Table 1 provides weighted descriptive statistics for each of the study variables compared by race. On average, Blacks in the study sample had longer TL and were 2.66 years younger than whites. In regards to marital status, a smaller proportion of Blacks were married or partnered compared to whites. Additionally, Blacks reported fewer years of education and less income and wealth than whites. The distribution of race differed by region of the US, with a greater proportion of Blacks living in the South compared to whites (62.25% versus 34.67%). Blacks reported less favorable perceptions of neighborhood cleanliness, safety, and social discohesion compared to whites.

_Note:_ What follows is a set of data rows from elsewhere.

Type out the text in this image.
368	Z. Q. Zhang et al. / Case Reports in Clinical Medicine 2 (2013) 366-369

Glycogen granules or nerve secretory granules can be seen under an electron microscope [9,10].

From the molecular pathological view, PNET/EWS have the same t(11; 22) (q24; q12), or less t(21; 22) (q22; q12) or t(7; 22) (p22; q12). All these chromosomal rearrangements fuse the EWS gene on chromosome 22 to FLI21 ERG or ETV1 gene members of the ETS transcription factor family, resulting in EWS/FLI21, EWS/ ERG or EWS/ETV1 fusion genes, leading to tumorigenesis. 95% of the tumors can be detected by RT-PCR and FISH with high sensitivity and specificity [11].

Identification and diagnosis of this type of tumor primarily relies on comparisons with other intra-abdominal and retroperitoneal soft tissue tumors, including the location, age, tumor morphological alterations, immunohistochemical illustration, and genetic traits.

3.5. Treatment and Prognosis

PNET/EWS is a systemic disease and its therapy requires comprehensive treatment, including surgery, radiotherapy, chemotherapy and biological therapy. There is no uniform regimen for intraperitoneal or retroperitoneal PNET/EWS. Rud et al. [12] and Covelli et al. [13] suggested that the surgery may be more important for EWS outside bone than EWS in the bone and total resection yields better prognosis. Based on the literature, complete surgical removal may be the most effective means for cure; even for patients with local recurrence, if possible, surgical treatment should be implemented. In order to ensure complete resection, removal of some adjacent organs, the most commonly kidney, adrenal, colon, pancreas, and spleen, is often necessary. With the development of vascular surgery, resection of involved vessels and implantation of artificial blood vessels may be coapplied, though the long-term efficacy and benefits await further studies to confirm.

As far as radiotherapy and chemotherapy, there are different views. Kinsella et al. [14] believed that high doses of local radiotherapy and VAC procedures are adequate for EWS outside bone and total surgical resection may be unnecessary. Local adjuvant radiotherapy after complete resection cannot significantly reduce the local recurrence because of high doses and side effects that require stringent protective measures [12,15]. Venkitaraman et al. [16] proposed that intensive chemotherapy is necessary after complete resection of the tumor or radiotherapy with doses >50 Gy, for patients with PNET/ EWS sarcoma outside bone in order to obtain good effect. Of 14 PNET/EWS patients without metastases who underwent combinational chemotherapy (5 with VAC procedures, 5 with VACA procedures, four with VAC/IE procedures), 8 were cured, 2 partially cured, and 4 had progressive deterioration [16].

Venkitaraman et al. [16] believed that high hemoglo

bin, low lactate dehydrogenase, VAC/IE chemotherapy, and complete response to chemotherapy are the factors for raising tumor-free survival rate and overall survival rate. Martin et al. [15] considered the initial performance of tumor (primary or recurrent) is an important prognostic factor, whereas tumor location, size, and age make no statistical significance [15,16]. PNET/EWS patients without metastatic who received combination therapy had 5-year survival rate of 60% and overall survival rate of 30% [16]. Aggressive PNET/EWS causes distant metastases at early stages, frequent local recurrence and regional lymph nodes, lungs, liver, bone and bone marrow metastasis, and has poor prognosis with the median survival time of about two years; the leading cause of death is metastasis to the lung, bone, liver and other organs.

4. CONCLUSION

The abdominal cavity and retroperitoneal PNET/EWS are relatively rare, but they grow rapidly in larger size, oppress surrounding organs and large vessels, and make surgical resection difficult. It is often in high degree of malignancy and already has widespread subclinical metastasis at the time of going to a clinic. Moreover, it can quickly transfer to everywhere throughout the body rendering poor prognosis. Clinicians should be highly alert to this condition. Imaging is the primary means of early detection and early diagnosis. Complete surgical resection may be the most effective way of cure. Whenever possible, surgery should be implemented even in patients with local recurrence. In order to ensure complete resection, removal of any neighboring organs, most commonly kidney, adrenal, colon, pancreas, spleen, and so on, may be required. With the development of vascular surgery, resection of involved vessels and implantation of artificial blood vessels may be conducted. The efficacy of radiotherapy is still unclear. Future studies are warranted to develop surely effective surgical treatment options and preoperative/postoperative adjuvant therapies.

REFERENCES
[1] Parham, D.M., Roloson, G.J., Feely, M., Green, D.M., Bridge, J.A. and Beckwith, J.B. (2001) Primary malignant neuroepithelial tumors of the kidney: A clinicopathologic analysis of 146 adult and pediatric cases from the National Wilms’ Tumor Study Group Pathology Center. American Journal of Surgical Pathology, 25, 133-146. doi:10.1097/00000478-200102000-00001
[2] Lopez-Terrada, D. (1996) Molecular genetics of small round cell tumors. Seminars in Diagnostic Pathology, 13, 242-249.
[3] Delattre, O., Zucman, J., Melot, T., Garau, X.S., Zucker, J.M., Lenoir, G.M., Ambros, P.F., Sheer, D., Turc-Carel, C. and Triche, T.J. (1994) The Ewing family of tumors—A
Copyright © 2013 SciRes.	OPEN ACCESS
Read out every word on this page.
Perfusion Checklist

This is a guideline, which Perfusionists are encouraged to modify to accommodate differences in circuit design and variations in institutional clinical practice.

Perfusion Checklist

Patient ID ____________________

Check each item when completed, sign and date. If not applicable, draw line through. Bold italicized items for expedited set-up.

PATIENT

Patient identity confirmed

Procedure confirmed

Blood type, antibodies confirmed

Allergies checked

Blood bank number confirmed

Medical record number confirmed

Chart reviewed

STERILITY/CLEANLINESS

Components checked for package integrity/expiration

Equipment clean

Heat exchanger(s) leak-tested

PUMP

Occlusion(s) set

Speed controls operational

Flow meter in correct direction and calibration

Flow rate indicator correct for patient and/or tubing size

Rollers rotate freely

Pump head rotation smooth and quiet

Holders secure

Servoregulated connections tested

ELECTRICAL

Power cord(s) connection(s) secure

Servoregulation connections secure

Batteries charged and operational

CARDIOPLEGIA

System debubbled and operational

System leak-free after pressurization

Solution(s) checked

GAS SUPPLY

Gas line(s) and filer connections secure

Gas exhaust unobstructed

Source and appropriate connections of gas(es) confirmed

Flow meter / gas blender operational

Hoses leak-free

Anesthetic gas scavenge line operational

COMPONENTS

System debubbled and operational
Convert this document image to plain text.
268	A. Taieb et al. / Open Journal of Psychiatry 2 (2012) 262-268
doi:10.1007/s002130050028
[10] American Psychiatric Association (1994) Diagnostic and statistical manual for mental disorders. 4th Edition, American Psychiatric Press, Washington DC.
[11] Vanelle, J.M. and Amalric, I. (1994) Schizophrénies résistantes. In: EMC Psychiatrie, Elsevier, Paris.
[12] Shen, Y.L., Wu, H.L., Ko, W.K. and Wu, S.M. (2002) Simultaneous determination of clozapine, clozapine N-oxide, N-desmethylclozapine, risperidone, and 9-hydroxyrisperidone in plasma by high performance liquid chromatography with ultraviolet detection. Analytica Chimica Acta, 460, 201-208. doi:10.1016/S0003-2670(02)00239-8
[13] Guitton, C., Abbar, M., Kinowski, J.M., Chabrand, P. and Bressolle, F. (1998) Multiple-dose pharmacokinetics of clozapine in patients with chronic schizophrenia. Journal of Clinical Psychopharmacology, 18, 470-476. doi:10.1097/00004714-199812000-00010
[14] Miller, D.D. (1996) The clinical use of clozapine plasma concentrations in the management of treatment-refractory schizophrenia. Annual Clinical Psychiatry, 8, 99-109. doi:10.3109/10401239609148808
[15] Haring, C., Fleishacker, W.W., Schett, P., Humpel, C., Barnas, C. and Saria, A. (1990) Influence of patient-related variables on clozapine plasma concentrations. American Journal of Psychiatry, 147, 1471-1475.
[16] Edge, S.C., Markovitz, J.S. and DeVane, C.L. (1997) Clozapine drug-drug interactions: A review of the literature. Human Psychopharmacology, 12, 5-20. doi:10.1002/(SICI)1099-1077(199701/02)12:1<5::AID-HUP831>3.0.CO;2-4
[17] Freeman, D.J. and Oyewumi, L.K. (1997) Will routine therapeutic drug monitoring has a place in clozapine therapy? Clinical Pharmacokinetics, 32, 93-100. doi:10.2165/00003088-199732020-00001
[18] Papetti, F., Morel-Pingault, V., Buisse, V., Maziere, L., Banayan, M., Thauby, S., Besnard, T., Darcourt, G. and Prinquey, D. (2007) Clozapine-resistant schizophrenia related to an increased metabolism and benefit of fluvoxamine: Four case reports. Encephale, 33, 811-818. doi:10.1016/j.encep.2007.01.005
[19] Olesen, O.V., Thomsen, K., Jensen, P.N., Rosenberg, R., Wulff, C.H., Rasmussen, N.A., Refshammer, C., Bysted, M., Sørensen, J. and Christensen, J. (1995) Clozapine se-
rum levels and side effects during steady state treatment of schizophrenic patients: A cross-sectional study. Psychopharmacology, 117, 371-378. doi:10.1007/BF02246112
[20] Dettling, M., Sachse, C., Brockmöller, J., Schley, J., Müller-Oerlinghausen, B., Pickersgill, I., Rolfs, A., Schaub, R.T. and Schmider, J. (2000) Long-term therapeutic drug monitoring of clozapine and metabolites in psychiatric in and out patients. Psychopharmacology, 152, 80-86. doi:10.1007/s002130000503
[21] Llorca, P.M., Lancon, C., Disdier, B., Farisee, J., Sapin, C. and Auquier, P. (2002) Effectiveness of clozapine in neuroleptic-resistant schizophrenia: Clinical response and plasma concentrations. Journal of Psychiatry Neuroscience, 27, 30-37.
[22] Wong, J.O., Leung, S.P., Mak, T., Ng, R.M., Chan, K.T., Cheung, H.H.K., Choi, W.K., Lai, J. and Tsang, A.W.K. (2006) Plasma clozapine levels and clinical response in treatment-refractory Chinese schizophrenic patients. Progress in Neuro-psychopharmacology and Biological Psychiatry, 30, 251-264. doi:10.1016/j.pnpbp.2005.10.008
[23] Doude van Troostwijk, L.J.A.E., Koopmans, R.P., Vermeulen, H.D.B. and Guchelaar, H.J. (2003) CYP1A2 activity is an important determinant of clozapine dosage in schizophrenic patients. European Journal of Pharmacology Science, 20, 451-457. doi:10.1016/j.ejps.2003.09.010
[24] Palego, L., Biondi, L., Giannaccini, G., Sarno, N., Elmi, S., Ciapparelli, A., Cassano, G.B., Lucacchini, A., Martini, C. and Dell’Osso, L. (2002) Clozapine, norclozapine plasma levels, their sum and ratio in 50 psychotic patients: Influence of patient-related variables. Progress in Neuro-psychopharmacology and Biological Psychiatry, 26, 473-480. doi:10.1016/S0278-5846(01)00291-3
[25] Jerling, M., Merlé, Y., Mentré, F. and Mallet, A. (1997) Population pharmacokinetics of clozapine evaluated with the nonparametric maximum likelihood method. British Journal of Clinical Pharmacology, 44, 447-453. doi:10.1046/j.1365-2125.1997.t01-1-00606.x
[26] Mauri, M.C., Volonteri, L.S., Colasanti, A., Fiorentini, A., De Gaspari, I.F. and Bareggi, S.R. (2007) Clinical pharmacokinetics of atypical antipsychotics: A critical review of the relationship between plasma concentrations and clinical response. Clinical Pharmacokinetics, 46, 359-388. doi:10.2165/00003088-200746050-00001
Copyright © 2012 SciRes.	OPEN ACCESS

Furthermore, Blacks differed from whites in regards to health status and health-related behaviors. For example, a greater proportion of Blacks were obese (46.67% versus 31.42%) and Blacks reported an average of 2.16 conditions compared to an average of 1.87 conditions reported by whites. Blacks also reported more depressive symptoms as indicated by CES-D scores compared to whites. A greater percentage of Blacks were current smokers compared to whites (21.63% versus 12.81%) and never engaged in moderate to vigorous physical activity (25.4% versus 15.79%) compared to whites. However, no difference in heavy alcohol use was found by race.

Table 1.

Weighted sample characteristics reported as means (standard errors) and percentages, HRS 2008 (n=3,869)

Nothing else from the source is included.